Molkki began filming in October 2020. The series addresses bride buying in Haryana:

My character explores the harsh realities of the real world. I hope people connect with it and bring in change for the betterment of society. The main reason why I have picked up this character is that it challenges my set of skills as an actor, as there are no similarities between our lives. I was born and brought up in Delhi hence the word Molkki was alien to me. Going through the whole research and hearing the unheard sounds of life it's already been a beautiful experience in its own way.

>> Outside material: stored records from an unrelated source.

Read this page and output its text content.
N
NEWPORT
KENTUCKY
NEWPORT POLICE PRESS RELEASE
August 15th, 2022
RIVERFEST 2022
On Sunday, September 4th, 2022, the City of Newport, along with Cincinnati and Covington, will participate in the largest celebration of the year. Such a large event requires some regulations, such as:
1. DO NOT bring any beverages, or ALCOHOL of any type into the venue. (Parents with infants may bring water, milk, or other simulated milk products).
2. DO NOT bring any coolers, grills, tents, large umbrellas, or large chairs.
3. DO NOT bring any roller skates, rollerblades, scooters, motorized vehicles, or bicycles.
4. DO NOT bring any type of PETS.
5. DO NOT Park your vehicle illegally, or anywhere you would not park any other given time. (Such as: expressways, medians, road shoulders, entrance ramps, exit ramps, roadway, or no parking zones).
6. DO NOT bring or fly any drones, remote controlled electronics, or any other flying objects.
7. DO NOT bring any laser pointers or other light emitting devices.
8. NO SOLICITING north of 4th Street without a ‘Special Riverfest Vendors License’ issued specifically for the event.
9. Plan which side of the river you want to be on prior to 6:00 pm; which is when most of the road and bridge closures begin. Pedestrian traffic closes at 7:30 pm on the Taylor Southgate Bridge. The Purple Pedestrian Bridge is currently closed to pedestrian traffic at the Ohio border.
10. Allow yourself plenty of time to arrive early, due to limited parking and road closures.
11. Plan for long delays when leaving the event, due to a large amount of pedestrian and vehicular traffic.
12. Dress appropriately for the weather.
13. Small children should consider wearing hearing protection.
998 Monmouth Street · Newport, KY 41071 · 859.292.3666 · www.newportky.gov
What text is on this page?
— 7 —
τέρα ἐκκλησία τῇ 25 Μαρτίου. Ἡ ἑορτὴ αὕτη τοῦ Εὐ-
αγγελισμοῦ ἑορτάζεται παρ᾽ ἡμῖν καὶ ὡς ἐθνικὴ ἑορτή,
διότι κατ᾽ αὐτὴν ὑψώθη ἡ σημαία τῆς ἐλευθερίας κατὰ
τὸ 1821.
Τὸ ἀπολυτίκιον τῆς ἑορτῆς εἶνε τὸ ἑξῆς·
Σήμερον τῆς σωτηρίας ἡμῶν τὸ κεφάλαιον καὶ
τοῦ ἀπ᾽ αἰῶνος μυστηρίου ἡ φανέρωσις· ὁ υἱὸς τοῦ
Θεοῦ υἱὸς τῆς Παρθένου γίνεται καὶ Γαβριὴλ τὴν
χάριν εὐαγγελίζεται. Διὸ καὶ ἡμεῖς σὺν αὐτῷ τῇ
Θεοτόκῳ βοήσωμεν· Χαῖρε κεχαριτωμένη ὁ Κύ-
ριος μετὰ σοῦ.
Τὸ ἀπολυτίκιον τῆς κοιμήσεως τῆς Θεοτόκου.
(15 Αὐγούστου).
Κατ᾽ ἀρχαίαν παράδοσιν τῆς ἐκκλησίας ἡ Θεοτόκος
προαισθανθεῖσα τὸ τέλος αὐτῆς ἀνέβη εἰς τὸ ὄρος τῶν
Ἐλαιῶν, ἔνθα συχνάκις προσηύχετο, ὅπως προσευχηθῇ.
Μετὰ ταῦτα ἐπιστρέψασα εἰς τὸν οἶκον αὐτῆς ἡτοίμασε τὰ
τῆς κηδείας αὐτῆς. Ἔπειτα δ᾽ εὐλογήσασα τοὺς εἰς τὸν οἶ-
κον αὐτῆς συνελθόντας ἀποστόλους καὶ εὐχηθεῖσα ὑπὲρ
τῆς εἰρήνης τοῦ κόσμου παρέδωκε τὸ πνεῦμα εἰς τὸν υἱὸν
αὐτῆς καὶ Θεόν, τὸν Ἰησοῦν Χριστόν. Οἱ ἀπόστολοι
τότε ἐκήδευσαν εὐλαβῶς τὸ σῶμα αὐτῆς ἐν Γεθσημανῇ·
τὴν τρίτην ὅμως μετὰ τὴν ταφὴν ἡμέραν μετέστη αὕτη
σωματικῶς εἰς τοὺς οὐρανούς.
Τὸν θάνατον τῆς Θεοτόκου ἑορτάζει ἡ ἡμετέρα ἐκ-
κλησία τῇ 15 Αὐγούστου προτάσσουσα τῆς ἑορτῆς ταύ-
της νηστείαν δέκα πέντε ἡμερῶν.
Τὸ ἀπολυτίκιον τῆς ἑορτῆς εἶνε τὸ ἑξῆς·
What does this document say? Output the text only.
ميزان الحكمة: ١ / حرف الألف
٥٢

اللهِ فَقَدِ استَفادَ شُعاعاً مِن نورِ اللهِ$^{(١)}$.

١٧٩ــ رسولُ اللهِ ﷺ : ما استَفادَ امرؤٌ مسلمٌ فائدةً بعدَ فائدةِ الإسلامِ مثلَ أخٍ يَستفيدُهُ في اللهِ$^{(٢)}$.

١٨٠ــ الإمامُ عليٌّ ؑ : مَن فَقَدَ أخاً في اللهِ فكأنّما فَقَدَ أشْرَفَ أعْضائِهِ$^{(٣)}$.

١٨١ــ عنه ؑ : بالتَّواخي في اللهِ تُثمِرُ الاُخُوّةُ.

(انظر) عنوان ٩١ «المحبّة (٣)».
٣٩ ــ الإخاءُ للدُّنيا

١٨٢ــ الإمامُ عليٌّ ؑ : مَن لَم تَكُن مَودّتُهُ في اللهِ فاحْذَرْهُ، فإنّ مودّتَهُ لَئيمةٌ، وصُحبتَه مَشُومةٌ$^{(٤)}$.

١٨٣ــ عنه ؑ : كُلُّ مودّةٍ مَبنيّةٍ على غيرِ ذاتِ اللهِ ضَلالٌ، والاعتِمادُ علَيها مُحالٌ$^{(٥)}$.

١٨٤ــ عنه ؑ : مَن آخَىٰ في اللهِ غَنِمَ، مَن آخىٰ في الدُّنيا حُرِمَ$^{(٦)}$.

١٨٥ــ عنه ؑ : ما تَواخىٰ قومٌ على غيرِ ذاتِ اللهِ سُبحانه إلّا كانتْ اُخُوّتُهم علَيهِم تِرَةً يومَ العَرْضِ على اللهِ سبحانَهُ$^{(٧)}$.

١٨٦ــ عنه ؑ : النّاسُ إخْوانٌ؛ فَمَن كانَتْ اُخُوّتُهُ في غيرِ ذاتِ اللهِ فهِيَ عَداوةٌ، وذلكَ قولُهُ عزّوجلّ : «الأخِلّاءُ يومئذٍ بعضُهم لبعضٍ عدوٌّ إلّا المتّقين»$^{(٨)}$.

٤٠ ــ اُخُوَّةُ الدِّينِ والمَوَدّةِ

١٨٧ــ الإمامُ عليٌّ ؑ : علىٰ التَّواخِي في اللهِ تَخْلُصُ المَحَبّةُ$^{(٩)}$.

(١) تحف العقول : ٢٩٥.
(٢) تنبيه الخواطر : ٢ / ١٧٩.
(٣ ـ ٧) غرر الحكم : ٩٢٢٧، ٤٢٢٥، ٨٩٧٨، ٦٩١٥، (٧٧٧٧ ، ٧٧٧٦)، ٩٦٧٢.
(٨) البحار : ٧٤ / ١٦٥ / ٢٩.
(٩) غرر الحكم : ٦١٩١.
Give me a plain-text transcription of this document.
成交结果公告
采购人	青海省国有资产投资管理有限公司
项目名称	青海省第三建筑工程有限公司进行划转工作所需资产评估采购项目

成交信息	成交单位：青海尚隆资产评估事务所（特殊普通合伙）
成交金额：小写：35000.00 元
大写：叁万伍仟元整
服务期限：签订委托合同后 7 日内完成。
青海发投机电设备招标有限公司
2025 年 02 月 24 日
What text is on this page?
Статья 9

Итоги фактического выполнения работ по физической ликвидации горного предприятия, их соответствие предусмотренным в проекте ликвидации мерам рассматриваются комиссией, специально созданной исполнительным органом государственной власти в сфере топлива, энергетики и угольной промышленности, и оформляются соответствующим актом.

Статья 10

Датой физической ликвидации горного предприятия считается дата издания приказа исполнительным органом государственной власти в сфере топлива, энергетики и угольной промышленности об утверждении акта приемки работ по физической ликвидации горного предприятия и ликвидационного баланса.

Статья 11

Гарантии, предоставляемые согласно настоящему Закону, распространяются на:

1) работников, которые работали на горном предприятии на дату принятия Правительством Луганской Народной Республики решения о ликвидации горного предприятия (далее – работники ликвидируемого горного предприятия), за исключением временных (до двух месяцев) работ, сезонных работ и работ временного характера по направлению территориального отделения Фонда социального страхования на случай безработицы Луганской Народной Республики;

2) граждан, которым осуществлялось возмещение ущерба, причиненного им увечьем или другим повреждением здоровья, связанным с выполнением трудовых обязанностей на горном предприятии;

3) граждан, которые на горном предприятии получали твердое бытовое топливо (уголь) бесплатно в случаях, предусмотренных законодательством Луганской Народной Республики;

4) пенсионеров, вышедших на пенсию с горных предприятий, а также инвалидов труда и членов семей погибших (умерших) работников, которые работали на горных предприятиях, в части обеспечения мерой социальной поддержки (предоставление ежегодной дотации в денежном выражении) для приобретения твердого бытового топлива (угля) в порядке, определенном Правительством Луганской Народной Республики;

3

Yes, being an uptown girl playing a character that was born and brought up in rural areas requires a lot of research, study, and understanding of the way of their culture.
— Priyal Mahajan

==Reception==
According to ThePrint, Molkki tackled the issue of brides for sale when Purvi is forced into marriage to a sarpanch twice her age for money. The series was "as real as it gets ... the serial is set in Haryana and Uttar Pradesh where such marriage transactions are only too often the tragedy".

==Influence==
On 15 June 2021, residents of a small village in Rajasthan banned molkki pratha after watching Molkki. Amar Upadhyay, who played Virendra, was proud of the series' influence.

==Sequel==
A sequel, Molkki - Rishton Ki Agnipariksha, premiered on Colors TV on 13 February 2023. It starred Ashish Kapoor and Vidhi Yadav, in Yadav's TV debut. The sequel had low ratings, and ended within a month.